- Mian Daj Mahalleh Location within Iran
- Coordinates: 36°51′43″N 50°45′53″E﻿ / ﻿36.86194°N 50.76472°E
- Country: Iran
- Province: Mazandaran
- County: Tonekabon
- District: Central
- City: Shirud

Population (2006)
- • Total: 253
- Time zone: UTC+3:30 (IRST)

= Mian Daj Mahalleh =

Neighborhood in Mazandaran province, Iran

Mian Daj Mahalleh (مياندج محله) (Note: Also romanized as Mīān Daj Maḩalleh) is a neighborhood in the city of Shirud in the Central District of Tonekabon County, Mazandaran province, Iran.

==Demographics==
===Population===
At the time of the 2006 census, Mian Daj Mahalleh's population was 253 in 77 households, when it was a village in Goli Jan Rural District.
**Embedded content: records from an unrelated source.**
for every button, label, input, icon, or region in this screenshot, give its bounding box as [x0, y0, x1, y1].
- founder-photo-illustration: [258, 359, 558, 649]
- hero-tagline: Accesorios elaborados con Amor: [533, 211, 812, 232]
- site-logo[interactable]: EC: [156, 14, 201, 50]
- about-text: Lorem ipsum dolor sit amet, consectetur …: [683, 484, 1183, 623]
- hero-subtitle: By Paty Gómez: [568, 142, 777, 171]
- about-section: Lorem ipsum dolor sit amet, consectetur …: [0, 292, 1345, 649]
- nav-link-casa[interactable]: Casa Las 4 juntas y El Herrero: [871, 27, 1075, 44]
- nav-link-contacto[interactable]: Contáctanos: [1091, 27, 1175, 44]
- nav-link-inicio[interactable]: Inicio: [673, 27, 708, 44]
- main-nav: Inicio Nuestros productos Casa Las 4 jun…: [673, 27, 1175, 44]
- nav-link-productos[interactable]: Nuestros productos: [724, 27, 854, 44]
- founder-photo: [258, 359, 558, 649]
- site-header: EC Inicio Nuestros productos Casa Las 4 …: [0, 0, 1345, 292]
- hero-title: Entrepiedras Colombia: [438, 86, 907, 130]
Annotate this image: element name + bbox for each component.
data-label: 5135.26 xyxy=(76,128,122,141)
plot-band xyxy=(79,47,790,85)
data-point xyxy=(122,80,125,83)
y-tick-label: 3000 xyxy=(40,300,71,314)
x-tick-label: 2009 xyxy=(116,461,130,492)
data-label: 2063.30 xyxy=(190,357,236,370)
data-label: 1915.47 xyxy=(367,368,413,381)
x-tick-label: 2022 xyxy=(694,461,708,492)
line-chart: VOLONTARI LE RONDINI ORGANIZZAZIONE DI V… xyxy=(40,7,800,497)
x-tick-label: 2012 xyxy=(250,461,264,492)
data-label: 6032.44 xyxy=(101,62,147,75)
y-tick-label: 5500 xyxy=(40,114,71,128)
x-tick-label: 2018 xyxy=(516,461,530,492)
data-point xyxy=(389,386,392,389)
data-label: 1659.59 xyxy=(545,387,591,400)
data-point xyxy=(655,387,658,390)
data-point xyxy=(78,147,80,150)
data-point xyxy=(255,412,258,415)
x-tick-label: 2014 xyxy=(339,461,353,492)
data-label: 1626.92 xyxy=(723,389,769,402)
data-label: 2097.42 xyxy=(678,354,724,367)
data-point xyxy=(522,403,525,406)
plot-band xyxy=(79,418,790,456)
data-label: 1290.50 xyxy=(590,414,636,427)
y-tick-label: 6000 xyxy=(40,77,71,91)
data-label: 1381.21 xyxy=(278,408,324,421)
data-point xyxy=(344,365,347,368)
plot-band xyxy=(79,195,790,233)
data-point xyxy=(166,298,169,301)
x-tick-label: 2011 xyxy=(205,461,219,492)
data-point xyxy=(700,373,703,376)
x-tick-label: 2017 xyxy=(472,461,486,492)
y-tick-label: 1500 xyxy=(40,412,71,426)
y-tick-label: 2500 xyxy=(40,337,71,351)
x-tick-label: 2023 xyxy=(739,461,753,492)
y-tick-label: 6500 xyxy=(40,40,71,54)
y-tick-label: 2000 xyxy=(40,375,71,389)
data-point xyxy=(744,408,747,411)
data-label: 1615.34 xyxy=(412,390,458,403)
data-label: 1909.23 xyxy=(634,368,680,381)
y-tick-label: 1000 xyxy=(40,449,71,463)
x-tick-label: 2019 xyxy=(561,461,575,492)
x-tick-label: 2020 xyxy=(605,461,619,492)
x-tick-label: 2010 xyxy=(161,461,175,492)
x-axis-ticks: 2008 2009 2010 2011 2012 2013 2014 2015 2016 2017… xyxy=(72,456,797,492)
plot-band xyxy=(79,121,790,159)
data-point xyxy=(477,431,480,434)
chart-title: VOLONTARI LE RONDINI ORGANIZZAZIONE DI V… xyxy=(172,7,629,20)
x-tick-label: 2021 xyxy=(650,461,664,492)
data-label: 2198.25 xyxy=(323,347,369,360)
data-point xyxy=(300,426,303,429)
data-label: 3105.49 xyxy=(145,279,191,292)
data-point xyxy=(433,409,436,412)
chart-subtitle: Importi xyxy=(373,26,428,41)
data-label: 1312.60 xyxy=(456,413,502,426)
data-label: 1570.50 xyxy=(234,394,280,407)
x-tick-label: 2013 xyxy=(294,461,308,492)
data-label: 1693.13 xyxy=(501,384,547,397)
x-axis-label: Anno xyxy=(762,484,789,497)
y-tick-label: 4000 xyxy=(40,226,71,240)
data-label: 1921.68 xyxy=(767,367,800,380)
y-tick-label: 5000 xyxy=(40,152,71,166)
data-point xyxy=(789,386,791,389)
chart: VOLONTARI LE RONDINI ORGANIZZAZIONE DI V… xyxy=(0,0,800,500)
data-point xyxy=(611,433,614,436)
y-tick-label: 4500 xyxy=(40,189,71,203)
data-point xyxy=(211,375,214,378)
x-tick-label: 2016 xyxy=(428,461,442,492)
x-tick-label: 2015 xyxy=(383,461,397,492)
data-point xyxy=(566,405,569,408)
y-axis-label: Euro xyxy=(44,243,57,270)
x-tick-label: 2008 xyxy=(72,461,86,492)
In 2008, the villages of Bala Shirud, Beramsar, Hemmatabad, Kaseh Gar Mahalleh, Khezr Konar, Kochanak, Lapa Sar, Lashtu, Mian Daj Mahalleh, Mohammadabad, Mojtame-ye Meskuni Farhangian, Pain Shirud, Ramj Mahalleh, Rashidiyeh, Shaghuz Kaleh, Sharifabad, Tamijanak, Vachak, and Zaruj Mahalleh were merged to form the city of Shirud.